Gov. Corbett is rarely mentioned when diagnosing the problems afflicting the state's troubled cities (here's an exception), despite his willingness to let cities like Scranton twist slowly in the wind. Nor is the shared fate of Scranton and other cities across the nation discussed with any frequency. Insolvent Harrisburg, Penn., is dominated by a Corbett-appointed receiver, not unlike the anti-democratic method by which Michigan Gov. Rick Snyder is using bankruptcy to impose "fiscal martial law."
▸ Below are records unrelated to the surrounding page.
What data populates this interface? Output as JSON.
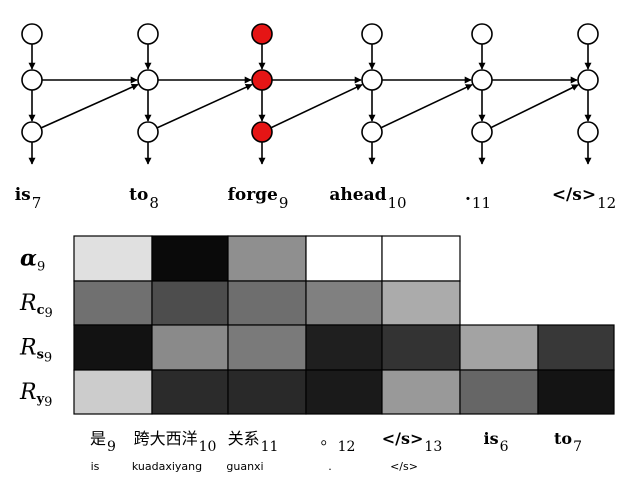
{
  "colors": {
    "highlight": "#e51515",
    "node_fill": "#ffffff",
    "stroke": "#000000"
  },
  "decoder": {
    "highlight_index": 2,
    "tokens": [
      {
        "word": "is",
        "sub": "7"
      },
      {
        "word": "to",
        "sub": "8"
      },
      {
        "word": "forge",
        "sub": "9"
      },
      {
        "word": "ahead",
        "sub": "10"
      },
      {
        "word": ".",
        "sub": "11"
      },
      {
        "word": "</s>",
        "sub": "12"
      }
    ]
  },
  "heatmap": {
    "rows": [
      {
        "symbol": "α",
        "bold_symbol": "",
        "sub": "9",
        "values": [
          0.88,
          0.04,
          0.56,
          1.0,
          1.0,
          null,
          null
        ]
      },
      {
        "symbol": "R",
        "bold_symbol": "c",
        "sub": "9",
        "values": [
          0.44,
          0.3,
          0.43,
          0.5,
          0.67,
          null,
          null
        ]
      },
      {
        "symbol": "R",
        "bold_symbol": "s",
        "sub": "9",
        "values": [
          0.07,
          0.54,
          0.48,
          0.12,
          0.2,
          0.64,
          0.22
        ]
      },
      {
        "symbol": "R",
        "bold_symbol": "y",
        "sub": "9",
        "values": [
          0.8,
          0.17,
          0.16,
          0.1,
          0.6,
          0.4,
          0.08
        ]
      }
    ],
    "columns": [
      {
        "word": "是",
        "sub": "9",
        "pinyin": "is"
      },
      {
        "word": "跨大西洋",
        "sub": "10",
        "pinyin": "kuadaxiyang"
      },
      {
        "word": "关系",
        "sub": "11",
        "pinyin": "guanxi"
      },
      {
        "word": "。",
        "sub": "12",
        "pinyin": "."
      },
      {
        "word": "</s>",
        "sub": "13",
        "pinyin": "</s>"
      },
      {
        "word": "is",
        "sub": "6",
        "pinyin": ""
      },
      {
        "word": "to",
        "sub": "7",
        "pinyin": ""
      }
    ]
  }
}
While cutting back aid to local governments in line with the "starve the beast" (see here and here) gospel of Grover Norquist, Corbett has lavished enormous long-term tax breaks for hugely profitable firms like Royal Dutch Shell Oil, laying out $1.7 billion over the next 25 years. Not only will Shell be bringing a relatively small number of jobs to Pennsylvania, but it will be attacking the safety of its water supply with the use of technology and chemicals of unknown toxicity to fracture (also known as "fracking") shale deposits containing natural gas. Shell has been awarded enormous tax breaks for this "public service," while Corbett and co. enacted a law depriving localities of a democratic voice in the fracking issue.

Viewed against a national backdrop, the cruelly ripped-off workers in Scranton cannot afford to wait around for salvation by Democratic politicians. Nor can they fight their case in isolation from the larger trends of income inequality, attacks on public workers and institutions, and insidious efforts by corporations and the Right to undermine democracy. A much bolder and broader vision of the battle is desperately needed in Scranton. Corbett and his sponsors like Shell offer inviting targets, if labor is willing to engage in a protracted, far-reaching and imaginative struggle.